Exploiting emotional labor

Casey Newton’s article on The Verge about the lives of Facebook moderators likely only adds to the growing rage against social networks. It’s worth a read. Even if stories like this often make the work seem worse than it usually is, it’s not a pretty picture.

Other journalists and bloggers have recently been talking about work and about how online communities work. On work, see Derek Thompson’s recent Atlantic essay. Thompson observes the way in which work is expected to function as one’s entire life, making it more like a religion than a job. Scott Alexander’s post on his attempts to moderate comments in his own little community is worth considering.

These articles offer a chance to synthesize some varied thoughts about how our high-tech, information-rich, ultra-connected world is affecting us. Here is just one idea that these essays have made me think about.

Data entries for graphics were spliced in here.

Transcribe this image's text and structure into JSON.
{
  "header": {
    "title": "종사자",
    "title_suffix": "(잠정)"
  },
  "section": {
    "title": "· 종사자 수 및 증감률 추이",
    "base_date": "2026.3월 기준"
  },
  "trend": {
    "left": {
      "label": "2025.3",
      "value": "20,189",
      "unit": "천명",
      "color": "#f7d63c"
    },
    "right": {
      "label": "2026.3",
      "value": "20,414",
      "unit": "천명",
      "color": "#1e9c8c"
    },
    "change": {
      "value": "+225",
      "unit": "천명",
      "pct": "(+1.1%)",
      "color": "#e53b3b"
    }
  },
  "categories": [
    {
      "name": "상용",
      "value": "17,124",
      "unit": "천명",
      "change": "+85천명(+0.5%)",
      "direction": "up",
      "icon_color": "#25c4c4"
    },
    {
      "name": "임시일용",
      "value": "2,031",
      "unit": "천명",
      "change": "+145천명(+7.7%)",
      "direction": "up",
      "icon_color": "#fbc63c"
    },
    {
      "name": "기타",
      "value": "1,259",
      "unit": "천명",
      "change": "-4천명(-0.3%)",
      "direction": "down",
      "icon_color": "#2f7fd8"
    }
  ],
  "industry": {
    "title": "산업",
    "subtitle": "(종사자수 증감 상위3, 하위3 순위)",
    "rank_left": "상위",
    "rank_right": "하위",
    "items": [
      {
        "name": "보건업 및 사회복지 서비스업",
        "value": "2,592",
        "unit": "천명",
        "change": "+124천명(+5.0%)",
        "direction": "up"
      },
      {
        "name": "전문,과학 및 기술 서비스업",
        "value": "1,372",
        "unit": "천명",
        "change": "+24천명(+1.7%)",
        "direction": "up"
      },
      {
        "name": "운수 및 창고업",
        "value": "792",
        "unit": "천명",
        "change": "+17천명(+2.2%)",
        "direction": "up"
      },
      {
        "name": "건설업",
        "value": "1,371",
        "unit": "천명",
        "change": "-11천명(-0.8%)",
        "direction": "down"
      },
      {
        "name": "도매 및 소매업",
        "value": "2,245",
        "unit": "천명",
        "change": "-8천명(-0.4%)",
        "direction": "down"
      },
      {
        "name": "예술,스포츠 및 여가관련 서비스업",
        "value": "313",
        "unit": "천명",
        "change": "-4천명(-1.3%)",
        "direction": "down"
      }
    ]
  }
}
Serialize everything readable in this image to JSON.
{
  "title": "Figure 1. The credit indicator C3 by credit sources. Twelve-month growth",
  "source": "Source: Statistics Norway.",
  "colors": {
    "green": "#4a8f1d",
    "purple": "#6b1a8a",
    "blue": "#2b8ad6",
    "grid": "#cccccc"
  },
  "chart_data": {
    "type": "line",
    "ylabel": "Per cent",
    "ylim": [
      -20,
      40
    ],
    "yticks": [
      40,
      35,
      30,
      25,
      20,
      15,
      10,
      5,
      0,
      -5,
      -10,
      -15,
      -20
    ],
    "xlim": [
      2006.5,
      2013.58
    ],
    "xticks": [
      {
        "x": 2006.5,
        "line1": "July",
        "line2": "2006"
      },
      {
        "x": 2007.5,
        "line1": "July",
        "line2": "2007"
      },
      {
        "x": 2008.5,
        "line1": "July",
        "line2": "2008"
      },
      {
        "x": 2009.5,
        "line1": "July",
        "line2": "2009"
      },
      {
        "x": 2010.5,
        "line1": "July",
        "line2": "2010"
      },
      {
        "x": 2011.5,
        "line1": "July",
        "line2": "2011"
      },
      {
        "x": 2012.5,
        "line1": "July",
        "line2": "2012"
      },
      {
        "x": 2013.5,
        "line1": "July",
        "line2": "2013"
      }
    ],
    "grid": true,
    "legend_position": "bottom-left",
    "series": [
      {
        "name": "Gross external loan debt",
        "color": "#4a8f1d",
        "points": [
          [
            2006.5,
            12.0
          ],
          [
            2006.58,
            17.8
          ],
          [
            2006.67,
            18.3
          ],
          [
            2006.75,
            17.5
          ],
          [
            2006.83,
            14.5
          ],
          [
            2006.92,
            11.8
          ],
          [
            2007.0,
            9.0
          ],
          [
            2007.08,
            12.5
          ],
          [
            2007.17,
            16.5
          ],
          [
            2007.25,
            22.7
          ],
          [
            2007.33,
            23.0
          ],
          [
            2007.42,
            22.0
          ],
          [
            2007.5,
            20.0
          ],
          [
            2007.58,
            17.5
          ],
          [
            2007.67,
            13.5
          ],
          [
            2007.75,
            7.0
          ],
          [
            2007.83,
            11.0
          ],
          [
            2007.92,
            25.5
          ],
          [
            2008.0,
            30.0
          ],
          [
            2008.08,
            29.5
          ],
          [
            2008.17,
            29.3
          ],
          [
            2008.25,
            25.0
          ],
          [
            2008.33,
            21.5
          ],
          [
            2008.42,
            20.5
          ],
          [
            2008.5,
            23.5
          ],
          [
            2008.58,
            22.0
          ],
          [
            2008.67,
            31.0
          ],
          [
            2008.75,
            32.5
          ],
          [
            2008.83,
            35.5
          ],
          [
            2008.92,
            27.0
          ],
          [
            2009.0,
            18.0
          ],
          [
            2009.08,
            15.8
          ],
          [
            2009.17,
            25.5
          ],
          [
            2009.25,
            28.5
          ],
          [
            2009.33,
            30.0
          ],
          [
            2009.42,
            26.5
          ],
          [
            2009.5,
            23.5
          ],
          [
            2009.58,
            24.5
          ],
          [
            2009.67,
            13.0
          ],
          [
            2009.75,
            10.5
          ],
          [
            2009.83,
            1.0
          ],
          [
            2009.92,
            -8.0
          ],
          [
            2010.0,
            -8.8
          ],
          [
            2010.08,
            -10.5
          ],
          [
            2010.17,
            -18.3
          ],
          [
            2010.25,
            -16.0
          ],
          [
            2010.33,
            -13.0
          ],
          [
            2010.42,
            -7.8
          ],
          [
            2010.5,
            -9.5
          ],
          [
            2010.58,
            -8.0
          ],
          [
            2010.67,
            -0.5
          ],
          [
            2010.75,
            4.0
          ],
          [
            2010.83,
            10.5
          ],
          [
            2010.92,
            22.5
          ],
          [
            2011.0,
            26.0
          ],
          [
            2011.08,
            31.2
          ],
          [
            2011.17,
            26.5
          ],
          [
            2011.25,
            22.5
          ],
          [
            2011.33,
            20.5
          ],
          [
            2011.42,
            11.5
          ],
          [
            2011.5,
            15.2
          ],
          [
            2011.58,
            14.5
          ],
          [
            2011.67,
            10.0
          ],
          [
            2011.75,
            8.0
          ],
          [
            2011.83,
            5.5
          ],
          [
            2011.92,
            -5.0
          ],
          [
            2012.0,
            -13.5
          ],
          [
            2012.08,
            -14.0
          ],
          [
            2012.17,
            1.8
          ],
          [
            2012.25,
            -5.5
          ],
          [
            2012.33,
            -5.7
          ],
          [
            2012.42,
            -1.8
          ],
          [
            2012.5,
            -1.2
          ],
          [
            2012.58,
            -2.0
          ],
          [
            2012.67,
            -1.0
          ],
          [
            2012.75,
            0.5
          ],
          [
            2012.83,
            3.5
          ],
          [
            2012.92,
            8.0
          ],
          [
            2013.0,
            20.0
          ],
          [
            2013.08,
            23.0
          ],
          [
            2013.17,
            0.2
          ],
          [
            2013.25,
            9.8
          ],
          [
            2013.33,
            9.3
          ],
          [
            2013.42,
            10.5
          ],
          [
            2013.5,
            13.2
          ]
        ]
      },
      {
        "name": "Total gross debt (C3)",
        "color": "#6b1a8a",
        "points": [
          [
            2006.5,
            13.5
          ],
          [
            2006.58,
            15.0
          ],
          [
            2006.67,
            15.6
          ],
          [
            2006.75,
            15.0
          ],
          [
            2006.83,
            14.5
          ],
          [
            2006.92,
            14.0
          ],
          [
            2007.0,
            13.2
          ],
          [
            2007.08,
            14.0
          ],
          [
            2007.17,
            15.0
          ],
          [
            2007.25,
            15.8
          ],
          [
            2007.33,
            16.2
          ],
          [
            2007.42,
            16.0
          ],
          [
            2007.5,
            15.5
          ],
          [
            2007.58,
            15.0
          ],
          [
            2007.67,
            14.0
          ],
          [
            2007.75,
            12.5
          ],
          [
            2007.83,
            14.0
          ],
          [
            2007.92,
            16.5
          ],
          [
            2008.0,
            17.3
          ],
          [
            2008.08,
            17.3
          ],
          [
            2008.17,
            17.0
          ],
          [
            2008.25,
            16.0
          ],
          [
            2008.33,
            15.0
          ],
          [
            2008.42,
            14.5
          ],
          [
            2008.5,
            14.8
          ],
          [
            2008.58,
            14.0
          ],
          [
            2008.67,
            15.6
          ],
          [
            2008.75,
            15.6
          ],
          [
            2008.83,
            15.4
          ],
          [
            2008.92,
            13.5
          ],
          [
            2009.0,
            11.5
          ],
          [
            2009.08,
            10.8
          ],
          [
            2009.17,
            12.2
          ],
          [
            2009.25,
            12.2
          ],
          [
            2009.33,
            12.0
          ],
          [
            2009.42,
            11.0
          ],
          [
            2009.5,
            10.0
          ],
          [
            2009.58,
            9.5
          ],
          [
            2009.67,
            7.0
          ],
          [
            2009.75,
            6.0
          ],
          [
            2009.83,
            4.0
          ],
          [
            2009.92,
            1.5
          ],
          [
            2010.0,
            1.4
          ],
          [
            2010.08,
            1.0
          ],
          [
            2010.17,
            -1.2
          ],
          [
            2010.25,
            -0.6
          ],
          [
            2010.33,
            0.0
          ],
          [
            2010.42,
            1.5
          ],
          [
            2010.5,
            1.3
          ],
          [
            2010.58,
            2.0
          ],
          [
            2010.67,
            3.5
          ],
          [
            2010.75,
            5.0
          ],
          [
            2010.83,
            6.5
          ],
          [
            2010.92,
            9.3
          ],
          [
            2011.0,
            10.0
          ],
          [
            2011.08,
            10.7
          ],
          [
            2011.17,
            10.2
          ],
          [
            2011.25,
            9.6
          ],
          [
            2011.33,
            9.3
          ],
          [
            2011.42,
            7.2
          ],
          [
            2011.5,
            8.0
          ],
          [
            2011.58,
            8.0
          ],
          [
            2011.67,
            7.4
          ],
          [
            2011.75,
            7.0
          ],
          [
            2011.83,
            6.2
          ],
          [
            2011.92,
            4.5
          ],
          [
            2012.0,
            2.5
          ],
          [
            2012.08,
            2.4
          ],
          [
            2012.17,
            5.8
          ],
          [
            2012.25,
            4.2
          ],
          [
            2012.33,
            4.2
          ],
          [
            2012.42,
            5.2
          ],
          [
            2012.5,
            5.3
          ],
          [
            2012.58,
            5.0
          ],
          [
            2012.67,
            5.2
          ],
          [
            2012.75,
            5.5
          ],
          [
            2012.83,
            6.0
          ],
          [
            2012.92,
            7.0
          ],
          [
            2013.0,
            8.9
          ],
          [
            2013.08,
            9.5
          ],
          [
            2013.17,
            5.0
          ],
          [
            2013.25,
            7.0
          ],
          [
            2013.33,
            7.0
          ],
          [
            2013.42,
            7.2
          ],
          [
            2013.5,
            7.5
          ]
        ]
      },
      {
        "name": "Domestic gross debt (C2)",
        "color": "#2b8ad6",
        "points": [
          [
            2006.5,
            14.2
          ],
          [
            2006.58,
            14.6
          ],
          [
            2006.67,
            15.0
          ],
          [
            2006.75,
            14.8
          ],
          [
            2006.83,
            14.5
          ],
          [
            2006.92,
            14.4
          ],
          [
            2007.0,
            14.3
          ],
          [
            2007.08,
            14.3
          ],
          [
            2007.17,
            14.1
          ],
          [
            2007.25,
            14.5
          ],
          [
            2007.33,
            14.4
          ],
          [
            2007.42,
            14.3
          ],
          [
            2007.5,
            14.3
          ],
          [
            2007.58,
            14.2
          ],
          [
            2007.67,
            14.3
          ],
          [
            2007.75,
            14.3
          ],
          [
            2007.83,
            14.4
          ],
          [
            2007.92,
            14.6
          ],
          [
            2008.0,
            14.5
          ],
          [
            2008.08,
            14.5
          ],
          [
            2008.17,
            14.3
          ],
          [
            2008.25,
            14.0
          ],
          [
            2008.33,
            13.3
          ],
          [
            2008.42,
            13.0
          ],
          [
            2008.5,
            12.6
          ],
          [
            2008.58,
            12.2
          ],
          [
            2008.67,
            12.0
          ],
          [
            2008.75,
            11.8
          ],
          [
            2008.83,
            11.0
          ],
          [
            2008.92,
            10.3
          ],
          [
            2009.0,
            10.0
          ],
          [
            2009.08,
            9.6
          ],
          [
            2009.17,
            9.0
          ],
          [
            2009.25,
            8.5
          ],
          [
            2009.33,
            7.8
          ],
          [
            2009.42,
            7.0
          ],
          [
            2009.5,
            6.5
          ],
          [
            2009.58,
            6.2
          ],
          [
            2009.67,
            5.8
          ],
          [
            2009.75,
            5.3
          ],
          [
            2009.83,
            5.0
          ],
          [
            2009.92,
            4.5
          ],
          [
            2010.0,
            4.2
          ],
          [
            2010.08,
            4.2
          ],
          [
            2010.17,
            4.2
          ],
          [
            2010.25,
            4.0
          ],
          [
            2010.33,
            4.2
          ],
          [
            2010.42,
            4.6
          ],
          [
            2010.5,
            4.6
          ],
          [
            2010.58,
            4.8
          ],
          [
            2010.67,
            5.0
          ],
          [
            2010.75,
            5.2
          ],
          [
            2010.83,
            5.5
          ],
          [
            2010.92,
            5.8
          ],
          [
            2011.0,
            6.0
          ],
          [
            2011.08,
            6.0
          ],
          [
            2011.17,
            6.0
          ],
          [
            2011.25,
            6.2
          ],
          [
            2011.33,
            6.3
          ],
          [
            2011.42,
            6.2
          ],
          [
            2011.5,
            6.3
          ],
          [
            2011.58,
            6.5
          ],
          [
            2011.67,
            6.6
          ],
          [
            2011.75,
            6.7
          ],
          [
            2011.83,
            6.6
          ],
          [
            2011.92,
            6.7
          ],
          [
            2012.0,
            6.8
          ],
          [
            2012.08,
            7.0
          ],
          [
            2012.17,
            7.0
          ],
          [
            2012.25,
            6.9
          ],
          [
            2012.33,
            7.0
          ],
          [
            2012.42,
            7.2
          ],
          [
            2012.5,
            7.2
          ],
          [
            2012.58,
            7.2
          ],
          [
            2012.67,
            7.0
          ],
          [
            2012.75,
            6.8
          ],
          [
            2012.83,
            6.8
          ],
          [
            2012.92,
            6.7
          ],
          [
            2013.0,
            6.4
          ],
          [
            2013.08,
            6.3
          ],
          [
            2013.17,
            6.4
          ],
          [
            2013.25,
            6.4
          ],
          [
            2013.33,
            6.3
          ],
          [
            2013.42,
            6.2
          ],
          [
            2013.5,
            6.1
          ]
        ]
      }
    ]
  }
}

As computers can do more and more, jobs will be more and more about what only humans can do. Firms will look for ways to extract value from distinctively human abilities. This is what a lot of “information” jobs actually look like. They are not traditional “white collar” jobs; they’re not in management or administrative support. Instead, they are ways of leveraging part of the human mind that computers can’t duplicate yet.

For a few months I worked at a company where the task was to correct errors that computers made in reading documents. The computer did pretty well with the initial read, but any characters it was not confident in got passed to a human reader. The software we used was built to make us work as fast as possible. We didn’t need to read the entire document, only the few parts the computer couldn’t read. We were carefully tracked for speed and accuracy. Nowadays machine-learning technology has likely surpassed even human abilities in this domain, but the basic function of the human in the system is much like the Facebook moderators’ function. It makes up the gap between what the machine can do and what the product requires.

This gap-filling is what Newton’s article describes in the Facebook moderating company. Employees are asked to leverage their judgment in figuring out whether something is appropriate or not. Because judgments of this sort are hard to reduce to rules (note all the problems Facebook has in specifying the rules clearly), the task needs a tool that is good at interpreting and assessing an enormous amount of information. And human minds are just the thing.

Computers have gotten good a certain kinds of pattern recognition, but they are still not good at extracting meaning from contexts. Human beings do this all the time. In fact, we’re really, really good at it. So good, in fact, that people who aren’t better than the computer strike us as odd or different.

The problem is that this task of judging content requires the human machines to deploy what they have and computers don’t. In Facebook’s case, that thing is human emotions. Most of our evaluative assessments involve some kind of emotional component. The computer doesn’t have emotions, so Facebook needs to leverage the emotional assessments of actual people in order to keep their site clean.

These kinds of jobs are not particularly demanding on the human mind. Sometimes we call this kind of work “knowledge work,” but that’s a mistake. The amount of knowledge needed in these cases is little more than a competent member of society would have. It would be better to call these jobs human work, or more precisely emotional work, because what is distinctive about them is the way they use human emotional responses to assess information. Moderators need to be able to understand the actions of other humans. But we do this all the time, so it’s not cognitively difficult. In fact, this is why Facebook can hire lots of relatively young, inexperienced workers. The human skills involved are not unusual.

The problem is that as those parts of us that are distinctively human become more valuable, there is also a temptation to try to separate them off from the actual person who has them, then track them and maximize their efficiency. In ordinary manual labor, it’s not so hard to exchange some effort and expertise for a paycheck. Faster and more skilled workers are more productive, and so can earn more. Marx notwithstanding, my labor and expertise are not really part of who I am, and expending them on material goods does not necessarily diminish or dis-integrate me. In contrast, my emotions and capacity for evaluate judgments are much closer to who I am, and so constantly leveraging those parts of me does prompt me to split myself into my “job” part and my “not-job” part. We might call this “emotional alienation,” and it is a common feature of service economies. We’re paying someone to feel for us, so that we don’t have to do it.

All this doesn’t mean we should give up content moderation, or even that moderator jobs are necessary bad jobs. I have little doubt that there is tons of stuff put online every day that ought to be taken down. I am an Augustinian and a Calvinist, and harbor no illusions about the wisdom of the crowd. But we should be more aware of what it actually costs to find and remove the bad stuff. We enjoy social networks that are largely free from serious objectionable and disturbing content. But someone has to clean all that off for us, and we are essentially paying for that person to expend emotional labor on our behalf. Social media seems “free,” but as we’re being constantly reminded, it really isn’t—not to us, and not to those who curate it for us.

So suppose Facebook, or Twitter, or YouTube actually paid their moderators whatever was necessary for their emotional and spiritual health, and gave them the working conditions under which they could cultivate these online experiences for us without sacrificing their own souls. How much would that be worth? I doubt our tech overlords care enough to ask that question. Maybe the rest of us should. Though we cannot pay them directly, we can, perhaps, reduce their load, exercise patience with them, and apply whatever pressure we can to their employers. This is, after all, the future of work. It’s in all of our interests to set the norms for distinctively human labor right now, while we still can.